File returns on time: Late filing of GSTR-3B blocks your ability to file GSTR-1, which blocks your buyers from claiming ITC on their purchases from you. This creates a chain reaction — your buyers will stop buying from you if they can't claim ITC. Set calendar reminders: GSTR-1 by 11th, GSTR-3B by 20th of every month.

Use the composition scheme wisely: If you're under ₹1.5 crore turnover and don't sell inter-state, composition scheme (1-6% flat tax, quarterly filing) is simpler. But you cannot claim ITC or charge GST on invoices. This works well for local retailers, restaurants, and manufacturers with few input purchases. Not suitable for service businesses with high input costs.

Keep digital records: GST law requires you to maintain records for 72 months (6 years) from the due date of annual return. This includes all invoices (sales and purchase), credit/debit notes, payment vouchers, and bank statements. Digital records are acceptable — you don't need paper copies if you have proper digital backups.

💼GST for freelancers and consultants

When to register: If your annual revenue from services crosses ₹20 lakh (₹10 lakh in special category states), GST registration is mandatory. For goods suppliers, the threshold is ₹40 lakh. Revenue means total invoiced amount — not profit. Even if you're making a loss but billing above ₹20 lakh, you must register.

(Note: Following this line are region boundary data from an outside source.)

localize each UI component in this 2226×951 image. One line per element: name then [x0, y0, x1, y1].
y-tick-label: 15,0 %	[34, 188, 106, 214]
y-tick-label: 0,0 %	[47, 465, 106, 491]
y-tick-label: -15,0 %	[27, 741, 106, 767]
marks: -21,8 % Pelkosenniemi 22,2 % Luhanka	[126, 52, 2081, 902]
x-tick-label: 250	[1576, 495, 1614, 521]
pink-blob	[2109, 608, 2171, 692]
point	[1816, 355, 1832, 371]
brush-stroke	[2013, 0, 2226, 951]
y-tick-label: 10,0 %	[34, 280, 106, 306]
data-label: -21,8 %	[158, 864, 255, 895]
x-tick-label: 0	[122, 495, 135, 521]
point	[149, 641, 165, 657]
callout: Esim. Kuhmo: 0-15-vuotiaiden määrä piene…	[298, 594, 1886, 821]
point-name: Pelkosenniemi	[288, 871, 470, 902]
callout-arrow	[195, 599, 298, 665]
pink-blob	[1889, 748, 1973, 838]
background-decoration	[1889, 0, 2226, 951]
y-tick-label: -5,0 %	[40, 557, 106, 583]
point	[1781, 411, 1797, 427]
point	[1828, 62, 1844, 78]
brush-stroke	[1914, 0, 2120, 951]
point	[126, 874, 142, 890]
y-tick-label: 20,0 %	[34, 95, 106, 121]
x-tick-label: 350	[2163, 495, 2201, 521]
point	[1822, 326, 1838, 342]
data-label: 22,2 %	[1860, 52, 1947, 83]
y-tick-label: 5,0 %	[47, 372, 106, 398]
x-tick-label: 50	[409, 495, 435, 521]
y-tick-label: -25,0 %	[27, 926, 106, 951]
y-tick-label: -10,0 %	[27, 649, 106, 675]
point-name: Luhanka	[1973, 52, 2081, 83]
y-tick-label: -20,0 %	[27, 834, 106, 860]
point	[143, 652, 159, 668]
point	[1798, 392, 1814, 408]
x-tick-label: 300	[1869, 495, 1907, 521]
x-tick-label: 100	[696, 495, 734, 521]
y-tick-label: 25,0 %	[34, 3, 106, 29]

Charging clients: Once registered, you must charge 18% GST on all invoices. For B2B clients (companies), this isn't a cost — they claim it back as ITC. For B2C clients (individuals), it's an effective price increase. Many freelancers lose clients after GST registration because individual clients see an 18% price jump. Solution: absorb part of the GST by reducing your base rate slightly.

Input tax credit for freelancers: You can claim ITC on business expenses — laptop purchases (18% GST), internet bills (18%), co-working space rent (18%), software subscriptions (18%), professional courses (18%). If your monthly expenses with GST are ₹15,000, you save ₹2,700/month through ITC. Keep all purchase invoices with GST numbers.

Export of services: If you provide services to clients outside India (freelancing for US/UK companies), it's classified as "export of services" — zero-rated under GST. You charge 0% GST on export invoices. But you still need GST registration to file returns and claim refund on input GST paid on your Indian expenses. This makes GST registration beneficial even for export-only freelancers.

Filing requirements: Monthly GSTR-1 (by 11th) and GSTR-3B (by 20th). If you're under ₹5 crore turnover, you can opt for QRMP scheme — quarterly filing instead of monthly, but monthly tax payment via challan. Use accounting software like ClearTax, Zoho Books, or even a CA's services (₹1,000-3,000/month) to stay compliant without spending hours on GST paperwork.